Published online Aug 21, 2018. doi: 10.3748/wjg.v24.i31.3488
Peer-review started: May 4, 2018
First decision: May 23, 2018
Revised: June 1, 2018
Accepted: June 25, 2018
Article in press: June 25, 2018
Published online: August 21, 2018
Hepatitis B virus (HBV) infection is a global public health concern. HBV causes chronic infection in patients and can lead to liver cirrhosis, hepatocellular carcinoma, and other severe liver diseases. Thus, understanding HBV-related pathogenesis is of particular importance for prevention and clinical intervention. HBV surface antigens are indispensable for HBV virion formation and are useful viral markers for diagnosis and clinical assessment. During chronic HBV infection, HBV genomes may acquire and accumulate mutations and deletions, leading to the expression of defective HBV surface antigens. These defective HBV surface antigens have been found to play important roles in the progression of HBV-associated liver diseases. In this review, we focus our discussion on the nature of defective HBV surface antigen mutations and their contribution to the pathogenesis of fulminant hepatitis B. The relationship between defective surface antigens and occult HBV infection are also discussed.

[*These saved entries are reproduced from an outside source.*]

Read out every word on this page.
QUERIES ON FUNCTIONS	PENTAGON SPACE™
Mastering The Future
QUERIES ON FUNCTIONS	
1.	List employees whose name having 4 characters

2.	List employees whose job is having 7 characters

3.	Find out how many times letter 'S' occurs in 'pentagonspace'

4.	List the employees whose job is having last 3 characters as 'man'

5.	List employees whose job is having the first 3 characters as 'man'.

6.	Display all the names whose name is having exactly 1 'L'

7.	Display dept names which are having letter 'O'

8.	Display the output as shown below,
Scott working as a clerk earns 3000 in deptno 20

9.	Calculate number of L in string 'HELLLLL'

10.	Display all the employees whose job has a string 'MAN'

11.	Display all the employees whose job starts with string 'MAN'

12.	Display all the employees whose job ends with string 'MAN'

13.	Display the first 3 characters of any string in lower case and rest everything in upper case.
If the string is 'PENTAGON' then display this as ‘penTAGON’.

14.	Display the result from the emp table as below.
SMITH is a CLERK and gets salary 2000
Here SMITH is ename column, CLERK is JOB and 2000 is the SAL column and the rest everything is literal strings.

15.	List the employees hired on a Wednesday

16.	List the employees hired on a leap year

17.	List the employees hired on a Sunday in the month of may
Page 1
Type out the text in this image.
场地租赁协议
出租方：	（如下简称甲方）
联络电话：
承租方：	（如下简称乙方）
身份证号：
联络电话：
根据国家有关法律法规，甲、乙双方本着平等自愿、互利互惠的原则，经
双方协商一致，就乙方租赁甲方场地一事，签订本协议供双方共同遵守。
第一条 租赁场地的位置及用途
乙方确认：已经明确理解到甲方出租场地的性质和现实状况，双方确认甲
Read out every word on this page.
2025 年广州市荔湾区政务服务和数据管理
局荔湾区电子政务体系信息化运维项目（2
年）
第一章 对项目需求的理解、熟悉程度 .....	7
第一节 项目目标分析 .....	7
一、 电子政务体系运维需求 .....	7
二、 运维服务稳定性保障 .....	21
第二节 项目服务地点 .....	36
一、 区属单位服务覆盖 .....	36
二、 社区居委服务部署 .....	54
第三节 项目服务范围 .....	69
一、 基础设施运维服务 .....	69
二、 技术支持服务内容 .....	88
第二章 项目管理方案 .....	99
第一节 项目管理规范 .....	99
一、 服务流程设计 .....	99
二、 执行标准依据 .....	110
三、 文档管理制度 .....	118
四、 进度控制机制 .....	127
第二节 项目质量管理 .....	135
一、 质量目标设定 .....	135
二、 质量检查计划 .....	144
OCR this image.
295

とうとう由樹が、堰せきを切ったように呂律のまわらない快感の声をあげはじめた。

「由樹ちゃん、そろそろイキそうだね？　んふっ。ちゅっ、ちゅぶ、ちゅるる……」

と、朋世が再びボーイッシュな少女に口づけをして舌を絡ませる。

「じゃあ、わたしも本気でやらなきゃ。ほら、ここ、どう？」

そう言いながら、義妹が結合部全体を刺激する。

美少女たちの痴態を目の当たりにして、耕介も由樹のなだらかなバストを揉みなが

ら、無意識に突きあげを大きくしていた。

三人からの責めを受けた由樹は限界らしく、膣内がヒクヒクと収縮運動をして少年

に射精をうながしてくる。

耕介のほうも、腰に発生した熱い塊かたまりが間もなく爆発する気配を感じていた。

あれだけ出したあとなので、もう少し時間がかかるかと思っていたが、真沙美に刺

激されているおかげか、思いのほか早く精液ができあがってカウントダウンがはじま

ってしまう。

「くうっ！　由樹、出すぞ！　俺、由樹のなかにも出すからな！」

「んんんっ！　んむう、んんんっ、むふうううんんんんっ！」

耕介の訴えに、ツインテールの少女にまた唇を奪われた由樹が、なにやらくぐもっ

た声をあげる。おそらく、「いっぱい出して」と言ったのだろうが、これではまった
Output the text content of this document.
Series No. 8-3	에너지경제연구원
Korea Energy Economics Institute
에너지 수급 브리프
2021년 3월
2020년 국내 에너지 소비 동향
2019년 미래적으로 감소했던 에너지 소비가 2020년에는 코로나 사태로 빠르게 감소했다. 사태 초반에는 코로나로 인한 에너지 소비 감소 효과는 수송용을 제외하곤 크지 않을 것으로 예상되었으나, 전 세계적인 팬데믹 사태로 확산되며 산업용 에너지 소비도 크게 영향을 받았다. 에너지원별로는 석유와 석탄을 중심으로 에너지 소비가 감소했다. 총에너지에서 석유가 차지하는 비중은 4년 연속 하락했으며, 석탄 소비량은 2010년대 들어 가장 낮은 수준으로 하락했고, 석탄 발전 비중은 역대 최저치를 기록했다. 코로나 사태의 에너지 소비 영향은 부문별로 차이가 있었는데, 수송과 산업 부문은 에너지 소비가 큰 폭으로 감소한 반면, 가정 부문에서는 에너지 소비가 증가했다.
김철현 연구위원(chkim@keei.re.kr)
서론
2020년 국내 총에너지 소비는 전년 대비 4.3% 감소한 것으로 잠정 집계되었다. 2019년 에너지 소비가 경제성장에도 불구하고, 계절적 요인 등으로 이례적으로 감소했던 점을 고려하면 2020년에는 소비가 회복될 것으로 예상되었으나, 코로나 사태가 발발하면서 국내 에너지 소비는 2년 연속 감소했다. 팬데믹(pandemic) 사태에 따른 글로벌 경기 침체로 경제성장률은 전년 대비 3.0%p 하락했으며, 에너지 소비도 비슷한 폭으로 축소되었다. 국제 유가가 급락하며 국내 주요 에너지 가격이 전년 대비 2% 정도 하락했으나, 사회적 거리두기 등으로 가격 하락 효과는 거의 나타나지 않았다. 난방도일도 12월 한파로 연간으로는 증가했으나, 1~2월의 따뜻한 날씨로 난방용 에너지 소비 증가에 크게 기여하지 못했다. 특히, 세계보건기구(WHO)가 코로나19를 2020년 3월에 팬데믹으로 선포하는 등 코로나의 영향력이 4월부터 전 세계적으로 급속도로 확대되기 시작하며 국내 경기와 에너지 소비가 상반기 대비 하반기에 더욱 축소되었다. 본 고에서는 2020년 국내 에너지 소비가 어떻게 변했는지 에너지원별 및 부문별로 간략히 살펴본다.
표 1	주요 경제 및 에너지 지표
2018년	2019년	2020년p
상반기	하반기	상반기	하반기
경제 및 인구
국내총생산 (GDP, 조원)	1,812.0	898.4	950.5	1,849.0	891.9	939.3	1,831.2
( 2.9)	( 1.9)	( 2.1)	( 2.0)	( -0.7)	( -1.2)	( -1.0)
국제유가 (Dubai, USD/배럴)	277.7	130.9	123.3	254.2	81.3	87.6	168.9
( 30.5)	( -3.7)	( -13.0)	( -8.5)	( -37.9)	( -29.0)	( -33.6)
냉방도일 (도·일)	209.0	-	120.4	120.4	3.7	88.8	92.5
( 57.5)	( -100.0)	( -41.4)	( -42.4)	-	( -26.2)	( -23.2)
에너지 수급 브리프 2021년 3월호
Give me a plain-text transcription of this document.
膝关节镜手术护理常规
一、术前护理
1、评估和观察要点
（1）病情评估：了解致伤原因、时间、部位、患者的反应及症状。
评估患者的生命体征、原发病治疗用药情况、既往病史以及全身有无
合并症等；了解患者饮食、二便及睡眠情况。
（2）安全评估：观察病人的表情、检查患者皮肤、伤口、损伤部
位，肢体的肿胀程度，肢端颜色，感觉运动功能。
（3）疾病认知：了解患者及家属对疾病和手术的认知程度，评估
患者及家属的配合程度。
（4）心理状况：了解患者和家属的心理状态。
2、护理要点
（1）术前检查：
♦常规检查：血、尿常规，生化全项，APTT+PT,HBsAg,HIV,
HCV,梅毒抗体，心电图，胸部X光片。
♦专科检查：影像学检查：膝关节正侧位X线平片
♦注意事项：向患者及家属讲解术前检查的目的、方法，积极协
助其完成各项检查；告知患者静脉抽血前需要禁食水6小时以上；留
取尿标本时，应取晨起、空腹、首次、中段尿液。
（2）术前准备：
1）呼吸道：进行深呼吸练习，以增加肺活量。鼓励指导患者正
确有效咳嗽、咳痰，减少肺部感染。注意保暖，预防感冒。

Core tip: Defective surface antigen mutation is a type of mutation with great clinical relevance. Many previous publications have explored the association of defective surface antigen mutation with the development of hepatitis B virus (HBV)-associated hepatocellular carcinoma. However, there are no reviews available that elaborate on the relationship between defective surface antigen mutation and HBV-associated fulminant hepatitis (FH), as well as occult hepatitis B virus infection (OBI). This review will focus on these two aspects to discuss the nature of defective HBV surface antigen mutations and their contribution to the pathogenesis of FH. The relationship between defective surface antigens and OBI are also discussed.